Пенза на горе возвышается гордо над смиренною Сурой. Сия речка, только при устье своем достойная названия реки, в одно только время года, и то самое короткое, бывает судоходна; она робко и медленно приближается к спесивой Пензе и, не смея коснуться подошвы её, в двух или трех верстах от неё протекает[4]. Губерния Пензенская сжата на малом пространстве и тесно заселена помещичьими деревнями. В противоположность Саратовского разнообразия, в ней всё единообразно, везде равно прекрасные виды, равно прекрасная почва земли, везде изобилие плодов земных и везде недостаток в средствах к их сбыту. Между дворянами везде почти одинаковая невежественно-олигархическая спесь, в простом народе встречаешь почти одинаковую холопью дерзость или низость.

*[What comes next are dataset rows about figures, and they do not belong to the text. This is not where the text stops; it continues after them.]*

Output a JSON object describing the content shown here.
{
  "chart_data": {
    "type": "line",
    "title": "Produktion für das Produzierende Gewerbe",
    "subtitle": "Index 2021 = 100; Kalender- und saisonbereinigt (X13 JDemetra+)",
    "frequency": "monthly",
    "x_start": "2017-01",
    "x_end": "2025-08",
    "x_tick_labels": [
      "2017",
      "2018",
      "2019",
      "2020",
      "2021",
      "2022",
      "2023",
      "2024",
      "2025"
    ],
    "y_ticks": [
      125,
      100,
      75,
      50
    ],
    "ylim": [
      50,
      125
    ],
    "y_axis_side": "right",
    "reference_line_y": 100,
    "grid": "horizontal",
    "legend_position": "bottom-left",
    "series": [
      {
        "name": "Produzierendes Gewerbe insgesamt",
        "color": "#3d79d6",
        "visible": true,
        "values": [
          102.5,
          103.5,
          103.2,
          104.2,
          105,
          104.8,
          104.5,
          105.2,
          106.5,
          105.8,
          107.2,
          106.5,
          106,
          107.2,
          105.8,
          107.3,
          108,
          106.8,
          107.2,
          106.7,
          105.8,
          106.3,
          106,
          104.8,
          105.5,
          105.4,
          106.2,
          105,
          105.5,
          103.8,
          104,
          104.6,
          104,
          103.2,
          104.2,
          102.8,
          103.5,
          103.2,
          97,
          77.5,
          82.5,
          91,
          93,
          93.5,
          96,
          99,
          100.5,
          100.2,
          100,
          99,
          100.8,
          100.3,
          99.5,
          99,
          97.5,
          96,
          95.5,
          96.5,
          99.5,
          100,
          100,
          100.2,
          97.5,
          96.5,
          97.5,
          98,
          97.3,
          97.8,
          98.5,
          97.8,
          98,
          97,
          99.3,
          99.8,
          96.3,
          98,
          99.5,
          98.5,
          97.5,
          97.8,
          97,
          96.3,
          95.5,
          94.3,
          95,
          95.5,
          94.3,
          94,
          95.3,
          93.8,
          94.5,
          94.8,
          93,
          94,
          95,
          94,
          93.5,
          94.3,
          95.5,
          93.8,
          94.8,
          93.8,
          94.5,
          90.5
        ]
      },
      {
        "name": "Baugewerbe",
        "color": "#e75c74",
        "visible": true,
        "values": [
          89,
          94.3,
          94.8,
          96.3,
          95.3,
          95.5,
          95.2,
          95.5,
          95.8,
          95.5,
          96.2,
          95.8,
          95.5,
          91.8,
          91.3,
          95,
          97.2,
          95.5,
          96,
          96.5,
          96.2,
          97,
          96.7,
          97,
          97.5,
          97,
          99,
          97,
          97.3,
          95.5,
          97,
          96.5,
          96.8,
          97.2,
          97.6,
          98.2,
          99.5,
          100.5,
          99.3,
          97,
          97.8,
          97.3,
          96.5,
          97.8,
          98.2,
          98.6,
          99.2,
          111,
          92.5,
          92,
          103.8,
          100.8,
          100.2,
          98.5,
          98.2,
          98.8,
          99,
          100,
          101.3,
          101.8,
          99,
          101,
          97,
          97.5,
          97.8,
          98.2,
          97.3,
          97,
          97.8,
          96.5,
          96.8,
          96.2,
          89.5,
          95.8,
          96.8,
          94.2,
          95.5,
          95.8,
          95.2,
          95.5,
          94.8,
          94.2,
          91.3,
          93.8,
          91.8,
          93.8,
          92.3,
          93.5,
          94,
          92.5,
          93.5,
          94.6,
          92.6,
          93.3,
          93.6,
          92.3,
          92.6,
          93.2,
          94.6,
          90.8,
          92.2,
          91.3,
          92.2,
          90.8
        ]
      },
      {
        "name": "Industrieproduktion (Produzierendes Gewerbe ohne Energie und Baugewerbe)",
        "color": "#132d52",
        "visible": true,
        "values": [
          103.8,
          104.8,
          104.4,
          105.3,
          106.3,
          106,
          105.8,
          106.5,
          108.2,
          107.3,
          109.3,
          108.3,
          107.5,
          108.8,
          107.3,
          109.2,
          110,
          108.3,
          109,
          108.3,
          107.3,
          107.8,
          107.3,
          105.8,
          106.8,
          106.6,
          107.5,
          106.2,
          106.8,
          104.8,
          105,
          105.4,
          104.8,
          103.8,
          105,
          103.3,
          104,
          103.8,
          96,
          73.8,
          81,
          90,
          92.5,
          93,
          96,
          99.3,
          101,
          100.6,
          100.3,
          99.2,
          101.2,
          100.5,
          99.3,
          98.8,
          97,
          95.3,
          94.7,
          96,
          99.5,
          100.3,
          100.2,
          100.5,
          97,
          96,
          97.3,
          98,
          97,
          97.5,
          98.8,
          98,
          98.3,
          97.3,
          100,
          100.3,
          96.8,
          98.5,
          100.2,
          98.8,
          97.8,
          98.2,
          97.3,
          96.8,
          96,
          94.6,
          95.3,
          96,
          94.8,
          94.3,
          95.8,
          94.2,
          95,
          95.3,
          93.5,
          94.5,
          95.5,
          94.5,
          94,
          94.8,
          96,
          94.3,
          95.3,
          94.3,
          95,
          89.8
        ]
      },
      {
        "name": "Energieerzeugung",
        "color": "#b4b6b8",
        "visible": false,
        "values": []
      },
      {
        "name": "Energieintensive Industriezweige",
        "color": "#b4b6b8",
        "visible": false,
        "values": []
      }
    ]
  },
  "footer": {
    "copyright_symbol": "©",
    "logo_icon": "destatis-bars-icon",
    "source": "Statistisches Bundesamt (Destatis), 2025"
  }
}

Одним словом, сии две губернии можно сравнить с богатым купцом и довольно зажиточным дворянином. Но как русское дворянство (ныне столь многочисленное) прежде и более других сословий восприяло европейское образование и с преимуществом происхождения или заслуг соединяет преимущества воспитания, то купечество весьма естественно оказывает ему невольное уважение. Взамен того, неимущему невозможно презирать деньгами, и сие восстановляет равновесие как между обоими сословиями, так и между обеими губерниями.
Поселившись в Саратове, отец мой охотно посещал Пензу: там находил он начала, некоторые признаки общежития. В особенности же свел он там дружбу с воеводою, Андреем Алексеевичем Всеволожским, отличавшимся некоторою образованностью, кротким нравом и приятными обхождением.
Некогда слобода, а со времен царствования Алексея Михайловича провинциальный город, Пенза состояла тогда из десятка не весьма больших деревянных господских хором и нескольких сотен обывательских домиков, из коих многие были крыты соломою и имели плетневые заборы. Соборная каменная церковь, которая величиною едва ли превосходила многие сельские храмы, с тех пор построенные, и несколько каменных и деревянных небольших приходских церквей, служили единственным ей украшением. Чтобы судить о неприхотливости тогдашнего образа жизни пензенских дворян, надобно знать, что ни у одного из них не было фаянсовой посуды, у всех подавали глиняную, муравленую (зато человек хотя несколько достаточный не садился за стол без двадцати-четырех блюд, похлебок, студеней, взваров, пирожных). У одного только Михаила Ильича Мартынова, владельца тысячи душ, более других гостеприимного и роскошного, было с полдюжины серебряных ложек; их клали пред почетными гостями, а другие должны были довольствоваться оловянными. Многочисленная дворня, псарня и конюшня поглощали тогда все доходы с господских имений.
Двадцать лет спустя, когда, при учреждении губерний, Пенза возвышена была на степень губернского города, в ней всё переменилось. Правильные улицы, и из них иные мощеные, украсились каменными двух и трех-этажными домами и каменными лавками, а в них показались товары, кои прежде, хотя с трудом, можно было только выписывать из Москвы; явилась некоторая опрятность, некоторая бережливость, некоторый вкус — необходимые спутники просвещения. Перемена во всей России шла гораздо быстрее, чем при Петре Великом, и без пыток, без насилий. Гений и улыбка Екатерины творили сии чудеса. Железная трость Петра Великого, переходя из рук в руки, обратилась в магический жезл, как скоро коснулась её сия могущественная очаровательница. Сия новая Цирцея хотела и умела скотов обращать в людей.
Что касается до Пензы, то пусть позволят мне часть успехов приписать присутствию в ней моего отца, уважению, которое он в ней приобрел, деятельности его и его советам, которых к счастью слушались.
Верстах в тринадцати от Пензы, по Саратовской дороге, находится небольшое поместье Симбухино, носящее фамильное имя своих прежних владельцев. Последний из них, отставной кирасирский майор, Андрей Петрович Симбухин не имел никого близких родных и был женат на немке; умирая, отказал он ей с малолетнею дочерью помянутое имение.
Неудивительно, что вдове г. Симбухина, живущей, так сказать на чужой стороне, полюбился молодой, красивый и всеми уважаемый земляк. Едва её дочь достигла шестнадцатилетнего возраста, как сама она предложила ее моему отцу. Нетрудно было ему согласиться вступить в брак с такою молоденькой девочкой, с некоторым состоянием, которой мог он надеяться быть не только супругом, но и образователем. Сей брак был счастлив, но в сем мире счастье бывает редко продолжительно: едва прошел год после замужества Пелагеи Андреевны (так звали первую жену отца моего), как она родила сына Андрея и через неделю спустя вместе с ним пошла в гроб. Но, как бы предчувствуя раннюю кончину свою, она еще во время беременности, по совету матери своей, укрепила поместье свое за отцом моим. Сие поместье еще и поныне находится во владении нашего семейства.